Encouraging adherence: Lupus Foundation of America

Although access hurdles also exist for patients with lupus, Melissa focused her portion of the panel on challenges related to adherence. Lupus—a complex autoimmune disease with no known cause and no cure—can be managed with multiple medications and healthy nutrition and exercise habits. It is often a hidden condition in which sufferers don’t appear “sick.” In fact, Melissa said it takes an average of six years from symptom onset until diagnosis.

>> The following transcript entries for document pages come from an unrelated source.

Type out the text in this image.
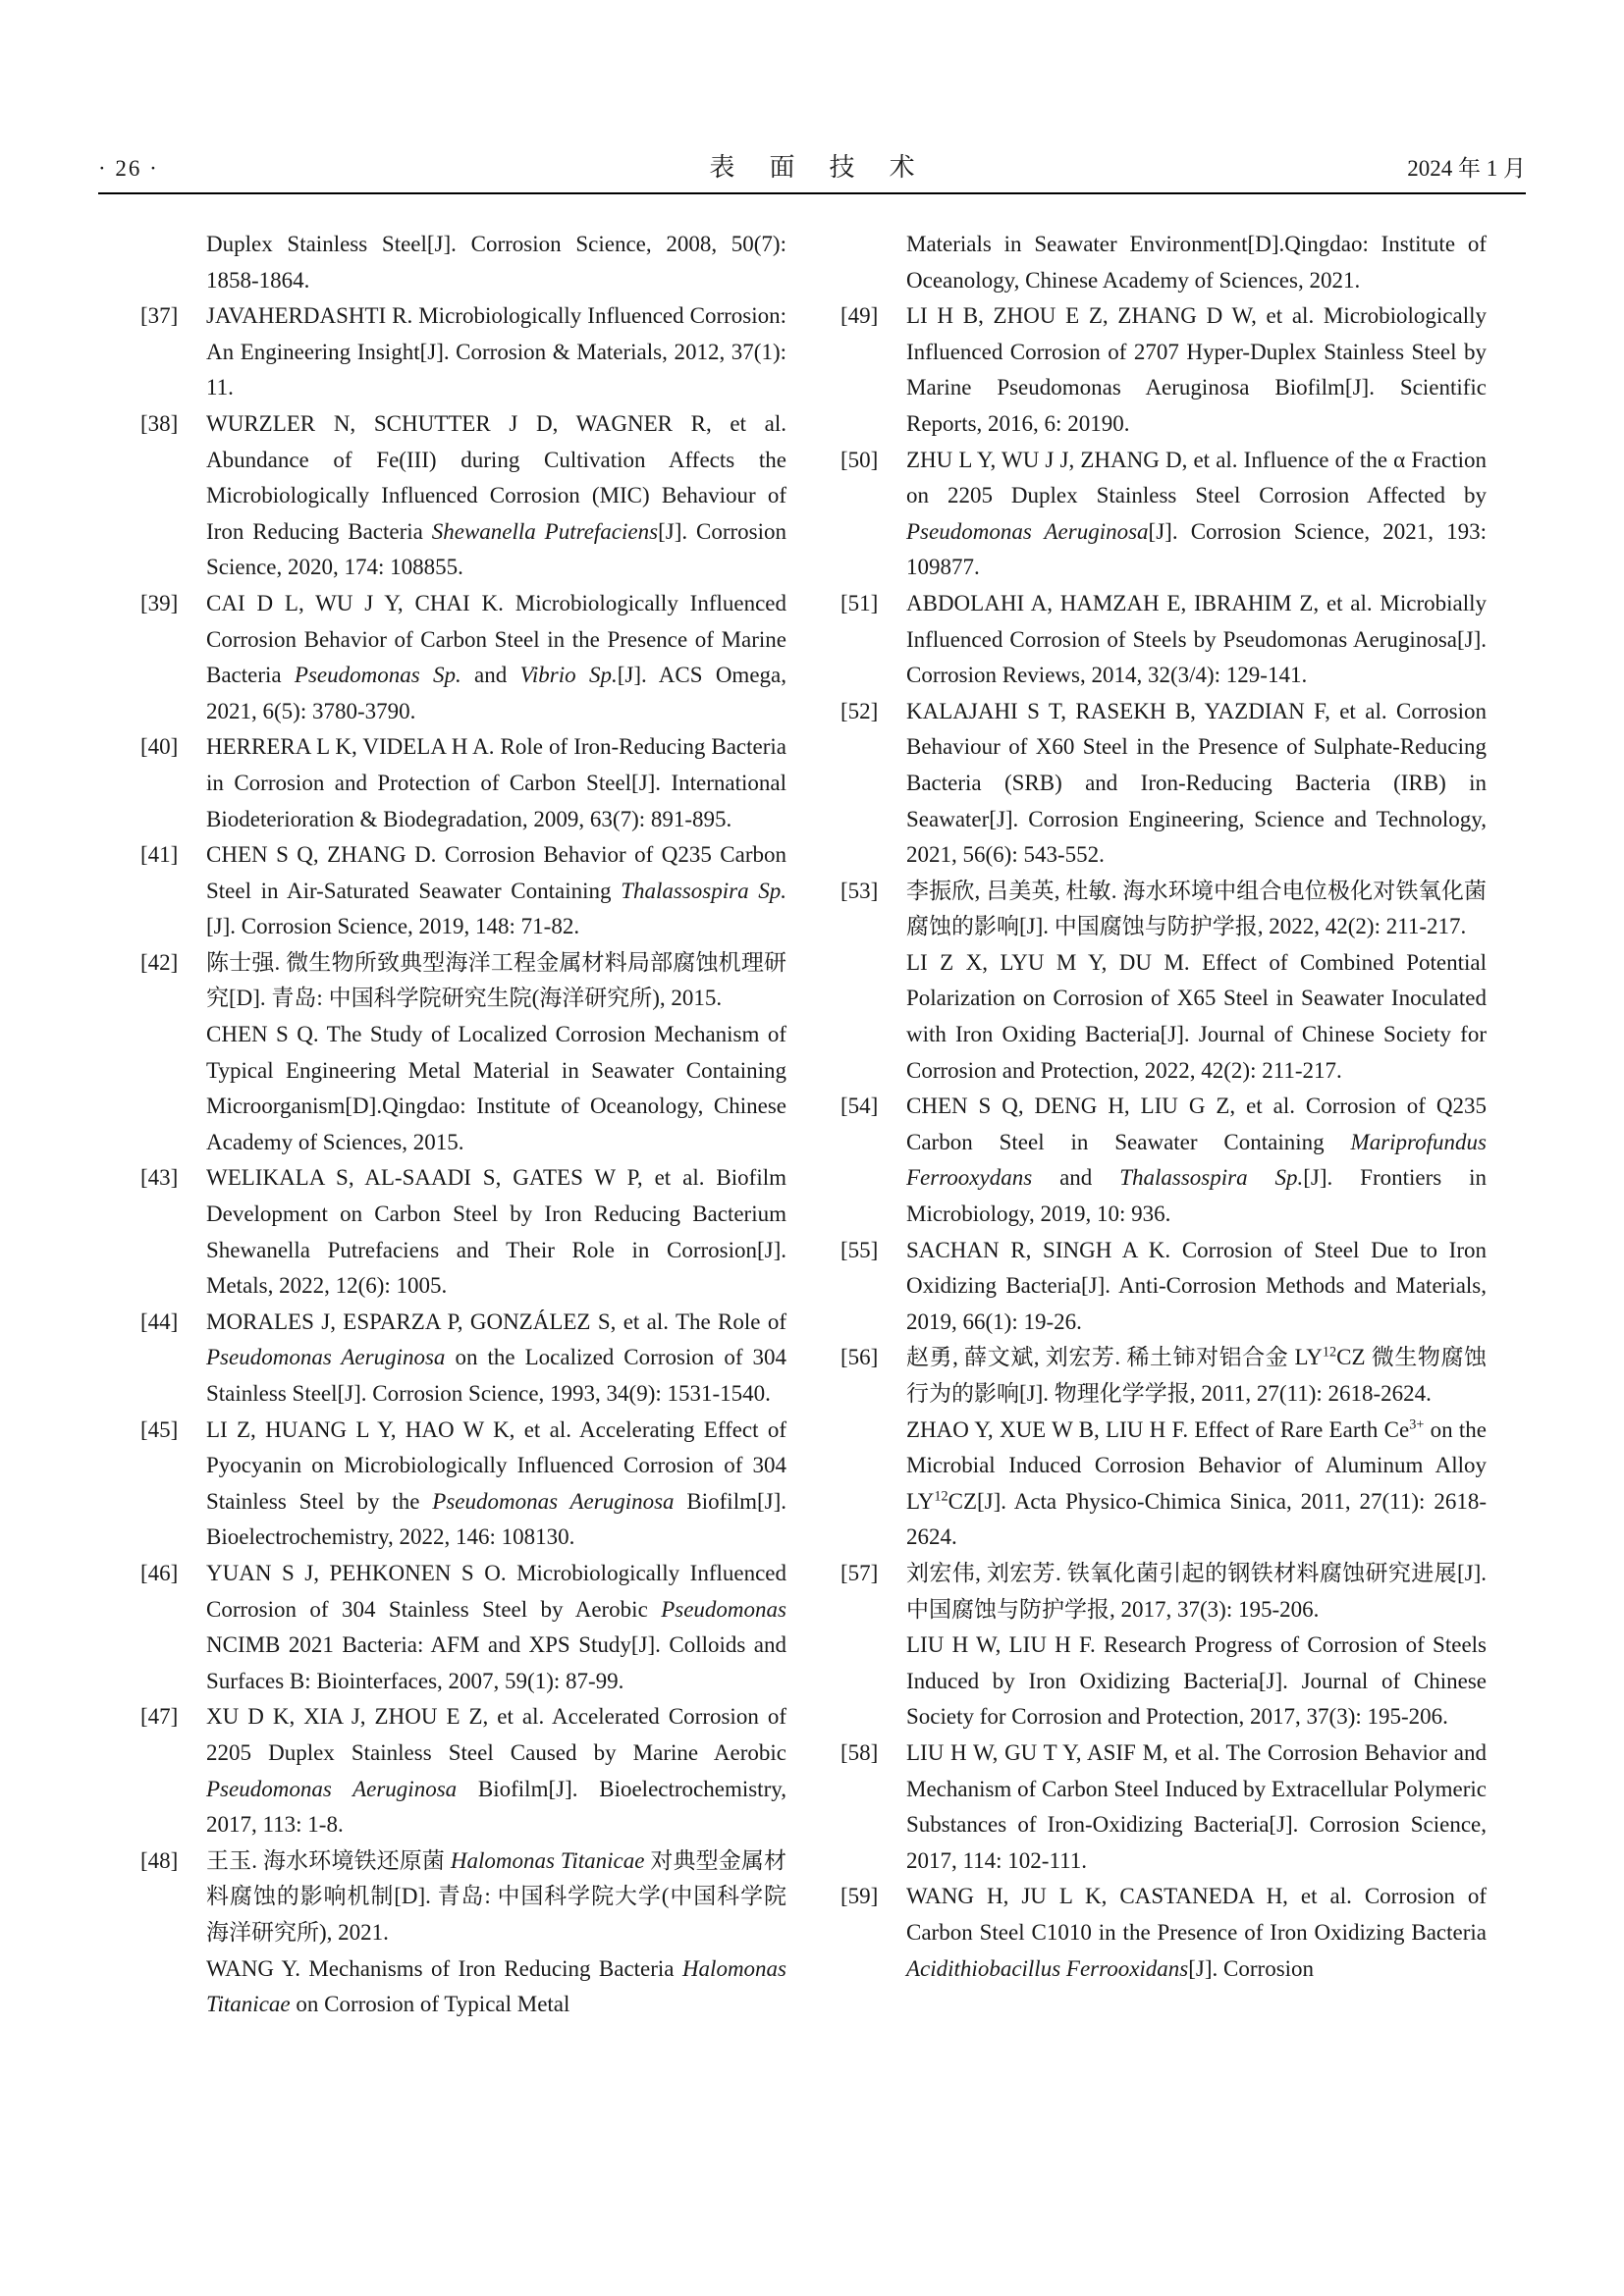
· 26 ·	表 面 技 术	2024 年 1 月
Duplex Stainless Steel[J]. Corrosion Science, 2008, 50(7): 1858-1864.
[37]	JAVAHERDASHTI R. Microbiologically Influenced Corrosion: An Engineering Insight[J]. Corrosion & Materials, 2012, 37(1): 11.
[38]	WURZLER N, SCHUTTER J D, WAGNER R, et al. Abundance of Fe(III) during Cultivation Affects the Microbiologically Influenced Corrosion (MIC) Behaviour of Iron Reducing Bacteria Shewanella Putrefaciens[J]. Corrosion Science, 2020, 174: 108855.
[39]	CAI D L, WU J Y, CHAI K. Microbiologically Influenced Corrosion Behavior of Carbon Steel in the Presence of Marine Bacteria Pseudomonas Sp. and Vibrio Sp.[J]. ACS Omega, 2021, 6(5): 3780-3790.
[40]	HERRERA L K, VIDELA H A. Role of Iron-Reducing Bacteria in Corrosion and Protection of Carbon Steel[J]. International Biodeterioration & Biodegradation, 2009, 63(7): 891-895.
[41]	CHEN S Q, ZHANG D. Corrosion Behavior of Q235 Carbon Steel in Air-Saturated Seawater Containing Thalassospira Sp.[J]. Corrosion Science, 2019, 148: 71-82.
[42]	陈士强. 微生物所致典型海洋工程金属材料局部腐蚀机理研究[D]. 青岛: 中国科学院研究生院(海洋研究所), 2015.
CHEN S Q. The Study of Localized Corrosion Mechanism of Typical Engineering Metal Material in Seawater Containing Microorganism[D].Qingdao: Institute of Oceanology, Chinese Academy of Sciences, 2015.
[43]	WELIKALA S, AL-SAADI S, GATES W P, et al. Biofilm Development on Carbon Steel by Iron Reducing Bacterium Shewanella Putrefaciens and Their Role in Corrosion[J]. Metals, 2022, 12(6): 1005.
[44]	MORALES J, ESPARZA P, GONZÁLEZ S, et al. The Role of Pseudomonas Aeruginosa on the Localized Corrosion of 304 Stainless Steel[J]. Corrosion Science, 1993, 34(9): 1531-1540.
[45]	LI Z, HUANG L Y, HAO W K, et al. Accelerating Effect of Pyocyanin on Microbiologically Influenced Corrosion of 304 Stainless Steel by the Pseudomonas Aeruginosa Biofilm[J]. Bioelectrochemistry, 2022, 146: 108130.
[46]	YUAN S J, PEHKONEN S O. Microbiologically Influenced Corrosion of 304 Stainless Steel by Aerobic Pseudomonas NCIMB 2021 Bacteria: AFM and XPS Study[J]. Colloids and Surfaces B: Biointerfaces, 2007, 59(1): 87-99.
[47]	XU D K, XIA J, ZHOU E Z, et al. Accelerated Corrosion of 2205 Duplex Stainless Steel Caused by Marine Aerobic Pseudomonas Aeruginosa Biofilm[J]. Bioelectrochemistry, 2017, 113: 1-8.
[48]	王玉. 海水环境铁还原菌 Halomonas Titanicae 对典型金属材料腐蚀的影响机制[D]. 青岛: 中国科学院大学(中国科学院海洋研究所), 2021.
WANG Y. Mechanisms of Iron Reducing Bacteria Halomonas Titanicae on Corrosion of Typical Metal
Materials in Seawater Environment[D].Qingdao: Institute of Oceanology, Chinese Academy of Sciences, 2021.
[49]	LI H B, ZHOU E Z, ZHANG D W, et al. Microbiologically Influenced Corrosion of 2707 Hyper-Duplex Stainless Steel by Marine Pseudomonas Aeruginosa Biofilm[J]. Scientific Reports, 2016, 6: 20190.
[50]	ZHU L Y, WU J J, ZHANG D, et al. Influence of the α Fraction on 2205 Duplex Stainless Steel Corrosion Affected by Pseudomonas Aeruginosa[J]. Corrosion Science, 2021, 193: 109877.
[51]	ABDOLAHI A, HAMZAH E, IBRAHIM Z, et al. Microbially Influenced Corrosion of Steels by Pseudomonas Aeruginosa[J]. Corrosion Reviews, 2014, 32(3/4): 129-141.
[52]	KALAJAHI S T, RASEKH B, YAZDIAN F, et al. Corrosion Behaviour of X60 Steel in the Presence of Sulphate-Reducing Bacteria (SRB) and Iron-Reducing Bacteria (IRB) in Seawater[J]. Corrosion Engineering, Science and Technology, 2021, 56(6): 543-552.
[53]	李振欣, 吕美英, 杜敏. 海水环境中组合电位极化对铁氧化菌腐蚀的影响[J]. 中国腐蚀与防护学报, 2022, 42(2): 211-217.
LI Z X, LYU M Y, DU M. Effect of Combined Potential Polarization on Corrosion of X65 Steel in Seawater Inoculated with Iron Oxiding Bacteria[J]. Journal of Chinese Society for Corrosion and Protection, 2022, 42(2): 211-217.
[54]	CHEN S Q, DENG H, LIU G Z, et al. Corrosion of Q235 Carbon Steel in Seawater Containing Mariprofundus Ferrooxydans and Thalassospira Sp.[J]. Frontiers in Microbiology, 2019, 10: 936.
[55]	SACHAN R, SINGH A K. Corrosion of Steel Due to Iron Oxidizing Bacteria[J]. Anti-Corrosion Methods and Materials, 2019, 66(1): 19-26.
[56]	赵勇, 薛文斌, 刘宏芳. 稀土铈对铝合金 LY$^{12}$CZ 微生物腐蚀行为的影响[J]. 物理化学学报, 2011, 27(11): 2618-2624.
ZHAO Y, XUE W B, LIU H F. Effect of Rare Earth $Ce^{3+}$ on the Microbial Induced Corrosion Behavior of Aluminum Alloy LY$^{12}$CZ[J]. Acta Physico-Chimica Sinica, 2011, 27(11): 2618-2624.
[57]	刘宏伟, 刘宏芳. 铁氧化菌引起的钢铁材料腐蚀研究进展[J]. 中国腐蚀与防护学报, 2017, 37(3): 195-206.
LIU H W, LIU H F. Research Progress of Corrosion of Steels Induced by Iron Oxidizing Bacteria[J]. Journal of Chinese Society for Corrosion and Protection, 2017, 37(3): 195-206.
[58]	LIU H W, GU T Y, ASIF M, et al. The Corrosion Behavior and Mechanism of Carbon Steel Induced by Extracellular Polymeric Substances of Iron-Oxidizing Bacteria[J]. Corrosion Science, 2017, 114: 102-111.
[59]	WANG H, JU L K, CASTANEDA H, et al. Corrosion of Carbon Steel C1010 in the Presence of Iron Oxidizing Bacteria Acidithiobacillus Ferrooxidans[J]. Corrosion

For numerous reasons, lupus patients often struggle to follow a treatment plan. Melissa shared that more than half of people with lupus stop taking their medications within nine months of them being prescribed—and more than one-third do not refill their prescriptions. Managing multiple medications can be so confusing that some patients simply give up. Other contributing factors range from brain fog and forgetfulness to depression and anxiety and may also stem from personal attitudes and beliefs, such as denial about the diagnosis and/or mistrust in medicine. Additional challenges include lack of transportation, housing or food insecurity, and life events that disrupt adherence. Finally, systemic issues—including care fragmentation, delays in appointments and refills, and difficulty obtaining required tests—can further erode adherence.

As Melissa explained, the Lupus Foundation takes a compassionate approach to supporting patients toward better adherence. She said the organization has a simple mantra: “The ability to follow a treatment plan is a state—not a trait.” In other words, by meeting people where they are, the association can offer resources that improve their “state” and thus their ability to stay on plan. The organization offers a National Resource Center on Lupus, health education specialists, patient-centric webinars, a mobile app and self-management guides, as well as various support groups, mentoring programs, and empowerment conferences.

Patient organizations can serve as a lifeline for people living with ALS, lupus, and many other life-changing diseases and conditions. As advocates work to achieve system-wide improvements, such as the redesign of Medicare Part D benefits, patient organizations can make significant grassroots contributions—addressing the barriers that affect affordability, access, and adherence and helping improve people’s lives.